Okra is at its peak in the month of August! Okra is a powerhouse of valuable nutrients, nearly half of which is soluble fiber in the form of gums and pectins. Soluble fiber helps to lower serum cholesterol, reducing the risk of heart disease. The other half is insoluble fiber, which helps to keep the intestinal tract healthy, thus decreasing the risk of some forms of cancer (especially colorectal cancer). Nearly 10% of the recommended levels of vitamin B6 and folic acid are also present in a half cup of cooked okra.
Did You Know: Okra is in the same family as cotton and hibiscus! Like these two plants, it tends to thrive in warm climates, and is therefore prominent in Indian, African, and Southern cooking.
How To Choose and Store Okra:
Look for small, brightly colored pods, ideally about 2 inches long. The larger the pod, the “woodier” the okra becomes. Avoid dull, bruised, soft, or blemished pods. If okra is too ripe, it will have a very sticky texture.
Refrigerate unwashed, dry okra pods in the vegetable crisper, loosely wrapped in perforated plastic bags. Wet pods will quickly mold and become slimy. Okra will keep for only two or three days. When the ridges and tips of the pod start to turn dark, use it or lose it. Once it starts to darken, okra will quickly deteriorate.
Nutrition Facts (1/2 cup sliced, cooked okra)
Dietary Fiber 2 grams
Protein 1.52 grams
Carbohydrates 5.76 grams
Vitamin A 460 IU
Vitamin C 13.04 mg
Folic acid 36.5 micrograms
Calcium 50.4 mg
Iron 0.4 mg
Potassium 256.6 mg
Magnesium 46 mg
Cooking With Okra
-Rinsing the okra thoroughly after slicing will help reduce sliminess.
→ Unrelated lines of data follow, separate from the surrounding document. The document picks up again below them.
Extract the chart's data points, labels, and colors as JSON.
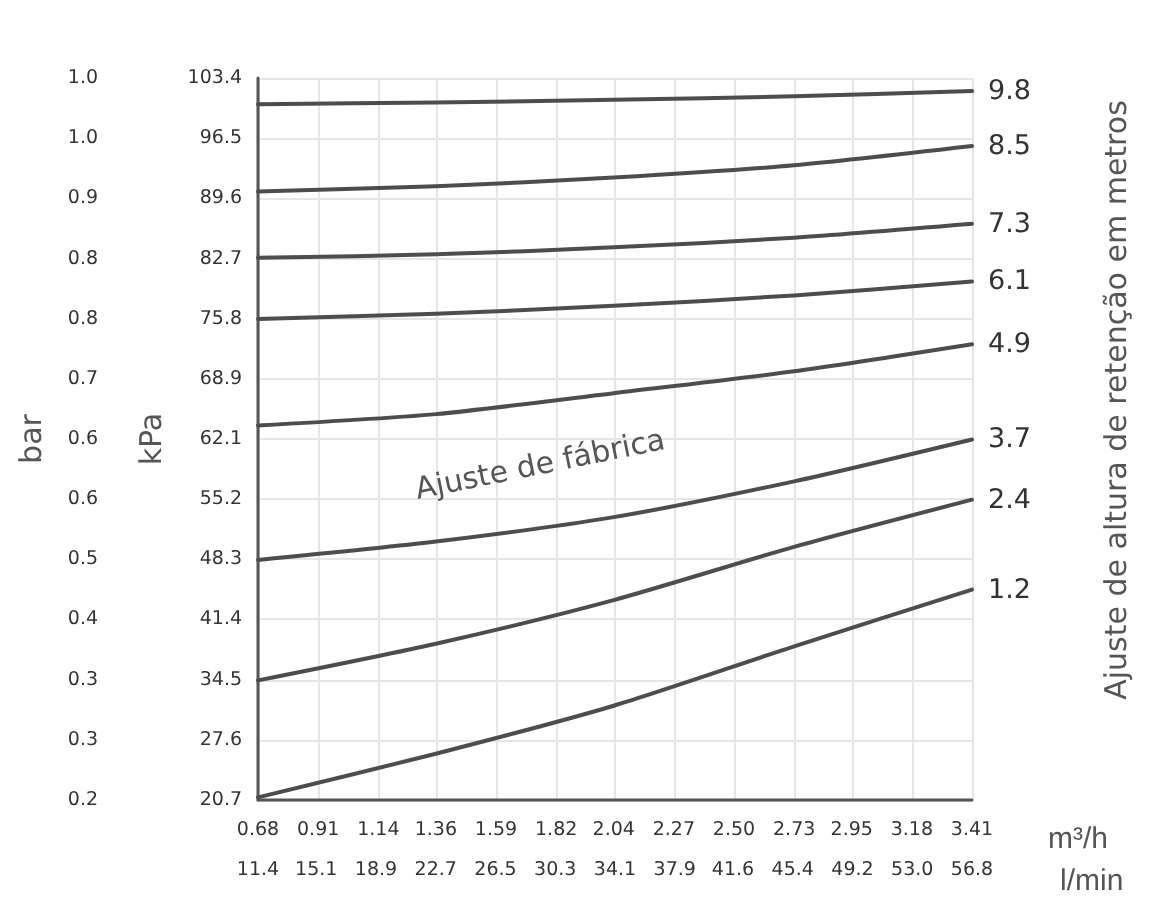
{
  "chart_data": {
    "type": "line",
    "x": [
      0.68,
      1.36,
      2.04,
      2.73,
      3.41
    ],
    "series": [
      {
        "name": "9.8",
        "color": "#4d4d4d",
        "values": [
          100.4,
          100.6,
          100.9,
          101.3,
          101.9
        ]
      },
      {
        "name": "8.5",
        "color": "#4d4d4d",
        "values": [
          90.4,
          91.0,
          92.0,
          93.4,
          95.6
        ]
      },
      {
        "name": "7.3",
        "color": "#4d4d4d",
        "values": [
          82.8,
          83.2,
          84.0,
          85.1,
          86.7
        ]
      },
      {
        "name": "6.1",
        "color": "#4d4d4d",
        "values": [
          75.8,
          76.4,
          77.3,
          78.5,
          80.1
        ]
      },
      {
        "name": "4.9",
        "color": "#4d4d4d",
        "values": [
          63.6,
          64.9,
          67.3,
          69.8,
          72.9
        ]
      },
      {
        "name": "3.7",
        "color": "#4d4d4d",
        "values": [
          48.2,
          50.3,
          53.1,
          57.2,
          62.0
        ]
      },
      {
        "name": "2.4",
        "color": "#4d4d4d",
        "values": [
          34.4,
          38.6,
          43.6,
          49.7,
          55.1
        ]
      },
      {
        "name": "1.2",
        "color": "#4d4d4d",
        "values": [
          21.0,
          26.0,
          31.5,
          38.3,
          44.8
        ]
      }
    ],
    "xlabel": "m³/h",
    "x2label": "l/min",
    "ylabel": "kPa",
    "y2label": "bar",
    "legend_title": "Ajuste de altura de retenção em metros",
    "annotations": [
      "Ajuste de fábrica"
    ],
    "xlim": [
      0.68,
      3.41
    ],
    "xticks": [
      0.68,
      0.91,
      1.14,
      1.36,
      1.59,
      1.82,
      2.04,
      2.27,
      {
        "value": 2.5,
        "label": "2.50"
      },
      2.73,
      2.95,
      3.18,
      3.41
    ],
    "x2lim": [
      11.4,
      56.8
    ],
    "x2ticks": [
      11.4,
      15.1,
      18.9,
      22.7,
      26.5,
      30.3,
      34.1,
      37.9,
      41.6,
      45.4,
      49.2,
      {
        "value": 53.0,
        "label": "53.0"
      },
      56.8
    ],
    "ylim": [
      20.7,
      103.4
    ],
    "yticks": [
      20.7,
      27.6,
      34.5,
      41.4,
      48.3,
      55.2,
      62.1,
      68.9,
      75.8,
      82.7,
      89.6,
      96.5,
      103.4
    ],
    "y2lim": [
      0.207,
      1.034
    ],
    "y2ticks": [
      {
        "value": 0.207,
        "label": "0.2"
      },
      {
        "value": 0.276,
        "label": "0.3"
      },
      {
        "value": 0.345,
        "label": "0.3"
      },
      {
        "value": 0.414,
        "label": "0.4"
      },
      {
        "value": 0.483,
        "label": "0.5"
      },
      {
        "value": 0.552,
        "label": "0.6"
      },
      {
        "value": 0.621,
        "label": "0.6"
      },
      {
        "value": 0.689,
        "label": "0.7"
      },
      {
        "value": 0.758,
        "label": "0.8"
      },
      {
        "value": 0.827,
        "label": "0.8"
      },
      {
        "value": 0.896,
        "label": "0.9"
      },
      {
        "value": 0.965,
        "label": "1.0"
      },
      {
        "value": 1.034,
        "label": "1.0"
      }
    ],
    "grid": true,
    "marker": "none",
    "line_style": "solid"
  }
}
-Slicing and dry-cooking the okra will also help reduce sliminess.
Recipe: “Unfried” Okra (derived from a recipe at Diet Bites)
-4 cups of fresh okra, washed and sliced thin (about 1/4 inch or thinner if desired)
-1 cup of yellow cornmeal—try to get whole grain or stone ground if possible.
-salt & pepper to taste
-non stick cooking spray
Place sliced okra into a bowl and add cornmeal, salt and pepper. The okra will appear to be 'dusted' by the cornmeal.
Next, add a bit of water to the bowl. Add just a bit of water at a time because YOU will control the look and feel of your okra batter. Some people like their okra battered heavily, some don't. So adjust the water accordingly.
Next, pull the loose cornmeal that has settled into the bottom of the bowl over the 'dusted' okra. Batter should clump around the dusted okra.
Spray a cookie sheet with the cooking spray and spread the battered okra onto the sheet. Next, spray the top of the okra with the cooking spray. Be generous!
Pop the okra into a 350 degree pre-heated oven. Cook for 15 minutes, then remove and turn the okra. Spray with the buttery spray one more time and return to the oven. Be sure to remove the okra before spraying because the spray can ignite is you spray the pan while it is still inside of the oven.
Cook an additional 15 minutes, or until okra is golden brown.
The entire recipe contains zero fat and about 600 calories (400 coming from the cornmeal). Recipe will serve 4 people VERY GENEROUSLY for about 150 calories each.